No time for class? Pull out your iPhone. A small but growing cadre of online universities is developing mobile apps to help students pursue their studies whenever and wherever they want.
Western Governors University, a non-profit online university that enrolls 24,000 students in 50 states, is developing mobile apps to allow students access to course content. Golden Gate University, a non-profit online university that enrolls about 4,000 students, anticipates the launch of an app in the upcoming year.
And the University of Phoenix, a for-profit college that makes its name by offering flexible schedules to busy adults, launched an app last month for the iPhone and iPod Touch that allows its 300,000 online students to experience what it calls "a true extension of the classroom." Students can use their smartphones to access online discussions, threads, assignments, and receive real-time alerts when grades are posted.
"It's a supplement … a very helpful tool on the go," says senior Tracy Lawson, 30, of Portland, Ore., who works full time while pursuing a bachelor's degree in health care administration.

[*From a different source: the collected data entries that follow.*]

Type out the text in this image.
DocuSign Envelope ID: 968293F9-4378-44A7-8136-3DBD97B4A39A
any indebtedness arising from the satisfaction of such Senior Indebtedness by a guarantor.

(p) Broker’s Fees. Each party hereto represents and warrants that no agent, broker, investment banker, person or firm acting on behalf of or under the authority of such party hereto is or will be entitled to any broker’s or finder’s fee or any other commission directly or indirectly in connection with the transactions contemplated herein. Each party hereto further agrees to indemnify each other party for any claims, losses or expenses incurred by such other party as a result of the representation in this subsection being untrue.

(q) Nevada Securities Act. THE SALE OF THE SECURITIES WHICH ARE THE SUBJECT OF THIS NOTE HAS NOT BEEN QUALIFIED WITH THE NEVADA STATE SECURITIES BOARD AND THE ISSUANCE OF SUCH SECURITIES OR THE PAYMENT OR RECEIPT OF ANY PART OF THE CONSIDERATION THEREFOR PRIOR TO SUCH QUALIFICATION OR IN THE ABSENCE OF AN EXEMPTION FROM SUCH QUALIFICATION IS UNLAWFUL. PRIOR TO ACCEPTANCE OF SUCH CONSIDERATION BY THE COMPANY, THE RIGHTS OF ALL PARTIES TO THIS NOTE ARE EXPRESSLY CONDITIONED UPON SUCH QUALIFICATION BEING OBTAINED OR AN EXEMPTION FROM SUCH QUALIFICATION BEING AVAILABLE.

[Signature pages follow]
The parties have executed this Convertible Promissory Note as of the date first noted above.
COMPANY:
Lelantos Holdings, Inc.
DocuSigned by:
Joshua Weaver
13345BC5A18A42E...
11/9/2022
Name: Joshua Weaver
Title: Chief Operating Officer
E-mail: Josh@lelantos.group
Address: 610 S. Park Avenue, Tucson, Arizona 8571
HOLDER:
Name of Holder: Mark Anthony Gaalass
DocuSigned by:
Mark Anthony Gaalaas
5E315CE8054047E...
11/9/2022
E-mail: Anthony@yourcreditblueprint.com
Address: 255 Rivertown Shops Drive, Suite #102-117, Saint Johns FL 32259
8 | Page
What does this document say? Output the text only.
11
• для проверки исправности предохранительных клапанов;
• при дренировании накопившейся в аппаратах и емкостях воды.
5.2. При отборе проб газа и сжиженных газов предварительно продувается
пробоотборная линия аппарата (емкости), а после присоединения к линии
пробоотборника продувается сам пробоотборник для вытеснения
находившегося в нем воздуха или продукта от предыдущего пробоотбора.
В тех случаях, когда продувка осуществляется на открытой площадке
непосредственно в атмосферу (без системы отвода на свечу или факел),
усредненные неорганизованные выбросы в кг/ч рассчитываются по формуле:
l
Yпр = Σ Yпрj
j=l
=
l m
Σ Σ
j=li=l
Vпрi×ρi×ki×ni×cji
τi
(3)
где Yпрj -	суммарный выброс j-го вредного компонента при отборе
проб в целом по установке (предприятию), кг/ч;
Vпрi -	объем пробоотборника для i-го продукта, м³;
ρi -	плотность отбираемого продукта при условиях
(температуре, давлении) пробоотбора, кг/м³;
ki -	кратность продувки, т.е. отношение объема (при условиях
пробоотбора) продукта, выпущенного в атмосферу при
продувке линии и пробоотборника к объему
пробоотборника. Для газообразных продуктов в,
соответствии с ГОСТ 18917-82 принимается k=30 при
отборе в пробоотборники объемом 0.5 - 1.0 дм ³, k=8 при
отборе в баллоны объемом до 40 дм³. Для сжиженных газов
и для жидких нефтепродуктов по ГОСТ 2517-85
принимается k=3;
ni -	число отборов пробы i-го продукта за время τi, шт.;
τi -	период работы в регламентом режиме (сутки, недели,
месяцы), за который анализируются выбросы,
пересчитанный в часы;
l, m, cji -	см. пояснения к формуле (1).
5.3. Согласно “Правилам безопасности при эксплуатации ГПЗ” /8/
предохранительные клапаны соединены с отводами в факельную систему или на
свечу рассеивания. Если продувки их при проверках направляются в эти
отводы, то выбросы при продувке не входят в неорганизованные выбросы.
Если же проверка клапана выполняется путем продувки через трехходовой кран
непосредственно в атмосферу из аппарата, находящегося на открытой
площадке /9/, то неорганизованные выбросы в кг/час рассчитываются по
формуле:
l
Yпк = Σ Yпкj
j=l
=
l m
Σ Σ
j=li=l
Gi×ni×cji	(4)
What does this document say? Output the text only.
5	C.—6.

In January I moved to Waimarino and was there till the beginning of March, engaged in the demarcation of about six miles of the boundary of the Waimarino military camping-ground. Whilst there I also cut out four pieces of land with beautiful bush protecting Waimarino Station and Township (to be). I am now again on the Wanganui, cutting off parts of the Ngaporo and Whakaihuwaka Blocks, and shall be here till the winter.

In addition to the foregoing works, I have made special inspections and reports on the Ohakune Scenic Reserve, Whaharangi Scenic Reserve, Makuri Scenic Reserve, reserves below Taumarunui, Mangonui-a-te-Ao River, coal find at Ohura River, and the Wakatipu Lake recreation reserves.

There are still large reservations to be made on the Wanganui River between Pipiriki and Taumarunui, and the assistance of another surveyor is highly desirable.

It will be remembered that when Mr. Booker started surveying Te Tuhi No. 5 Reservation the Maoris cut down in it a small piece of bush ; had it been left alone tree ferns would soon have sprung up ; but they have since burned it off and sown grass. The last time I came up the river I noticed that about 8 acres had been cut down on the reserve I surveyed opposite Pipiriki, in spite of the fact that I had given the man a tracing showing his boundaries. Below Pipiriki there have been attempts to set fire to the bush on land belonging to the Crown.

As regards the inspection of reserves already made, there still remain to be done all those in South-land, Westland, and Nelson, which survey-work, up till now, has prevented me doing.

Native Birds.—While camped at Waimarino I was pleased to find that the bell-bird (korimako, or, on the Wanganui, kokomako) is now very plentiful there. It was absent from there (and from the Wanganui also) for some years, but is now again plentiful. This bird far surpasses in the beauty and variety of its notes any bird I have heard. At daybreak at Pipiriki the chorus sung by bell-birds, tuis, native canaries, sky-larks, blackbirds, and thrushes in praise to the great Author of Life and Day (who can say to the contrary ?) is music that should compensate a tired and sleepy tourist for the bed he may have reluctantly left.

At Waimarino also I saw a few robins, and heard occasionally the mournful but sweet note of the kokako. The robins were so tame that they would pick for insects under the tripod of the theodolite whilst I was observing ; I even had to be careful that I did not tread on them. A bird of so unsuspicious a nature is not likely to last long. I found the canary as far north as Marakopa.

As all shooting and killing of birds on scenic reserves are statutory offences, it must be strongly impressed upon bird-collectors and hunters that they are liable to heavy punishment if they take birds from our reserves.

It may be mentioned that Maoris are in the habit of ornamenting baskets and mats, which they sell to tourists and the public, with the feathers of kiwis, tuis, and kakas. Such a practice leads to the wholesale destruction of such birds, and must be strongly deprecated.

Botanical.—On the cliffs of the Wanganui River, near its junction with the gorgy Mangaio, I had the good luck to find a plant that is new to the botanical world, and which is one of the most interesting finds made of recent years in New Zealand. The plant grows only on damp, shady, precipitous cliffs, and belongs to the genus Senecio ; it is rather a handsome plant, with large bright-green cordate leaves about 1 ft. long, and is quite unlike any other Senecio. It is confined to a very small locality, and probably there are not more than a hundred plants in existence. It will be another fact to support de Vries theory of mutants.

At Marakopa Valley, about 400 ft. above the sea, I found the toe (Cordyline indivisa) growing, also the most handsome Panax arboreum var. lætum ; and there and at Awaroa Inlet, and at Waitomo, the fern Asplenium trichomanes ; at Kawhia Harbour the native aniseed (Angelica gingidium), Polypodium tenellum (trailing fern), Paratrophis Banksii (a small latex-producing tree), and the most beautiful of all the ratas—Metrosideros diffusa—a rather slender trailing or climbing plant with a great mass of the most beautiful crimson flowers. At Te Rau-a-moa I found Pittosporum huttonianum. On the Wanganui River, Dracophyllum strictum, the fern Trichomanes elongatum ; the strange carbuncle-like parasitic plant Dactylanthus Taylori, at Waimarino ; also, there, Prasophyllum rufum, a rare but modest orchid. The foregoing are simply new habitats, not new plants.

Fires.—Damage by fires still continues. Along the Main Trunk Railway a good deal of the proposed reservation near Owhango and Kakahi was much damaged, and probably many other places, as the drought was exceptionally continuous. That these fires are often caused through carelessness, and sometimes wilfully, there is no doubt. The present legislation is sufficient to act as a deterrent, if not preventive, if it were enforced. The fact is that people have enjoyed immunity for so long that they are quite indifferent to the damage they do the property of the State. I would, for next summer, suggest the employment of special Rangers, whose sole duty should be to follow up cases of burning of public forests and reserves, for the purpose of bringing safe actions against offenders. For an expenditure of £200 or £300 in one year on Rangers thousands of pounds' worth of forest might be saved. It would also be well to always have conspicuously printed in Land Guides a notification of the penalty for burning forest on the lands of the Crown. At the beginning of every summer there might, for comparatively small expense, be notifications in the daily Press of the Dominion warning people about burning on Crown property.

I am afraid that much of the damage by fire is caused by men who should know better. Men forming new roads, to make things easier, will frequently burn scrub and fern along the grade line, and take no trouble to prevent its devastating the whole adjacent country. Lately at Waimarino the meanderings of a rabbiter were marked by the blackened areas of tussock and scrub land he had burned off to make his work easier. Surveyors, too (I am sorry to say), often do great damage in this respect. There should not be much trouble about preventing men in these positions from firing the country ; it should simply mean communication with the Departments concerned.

She is one of nearly 60,000 students who have downloaded the PhoenixMobile app since it came out late last month.
Rob Wrubel, executive vice president of Apollo Group, the parent company of the University of Phoenix, says the app was designed for non-traditional students but that the concept likely has wider appeal. "If this is the generation of the future, and they're … using these kinds of information-rich devices, we have to be able to migrate the classroom and educational experience more and more to that world," Wrubel says.
More than 5.6 million college students nationwide were taking at least one online course during the fall 2009 term, about a million more than the previous year, says a November report by the Babson Survey Research Group .
Other colleges appear to see potential, too. In a survey of nearly 1,300 Iowa State University students published in March, 78% said they wanted "mobile access" to course management systems, such as assignments and grades, though there was no clear agreement on exactly what form that should take.
Some critics say the University of Phoenix is encouraging a watered-down degree. "If you want to read Plato you can't do it on a cellphone," says Barmak Nassirian, of the American Association of Collegiate Registrars and Admissions Officers. "You've got to have a little focus."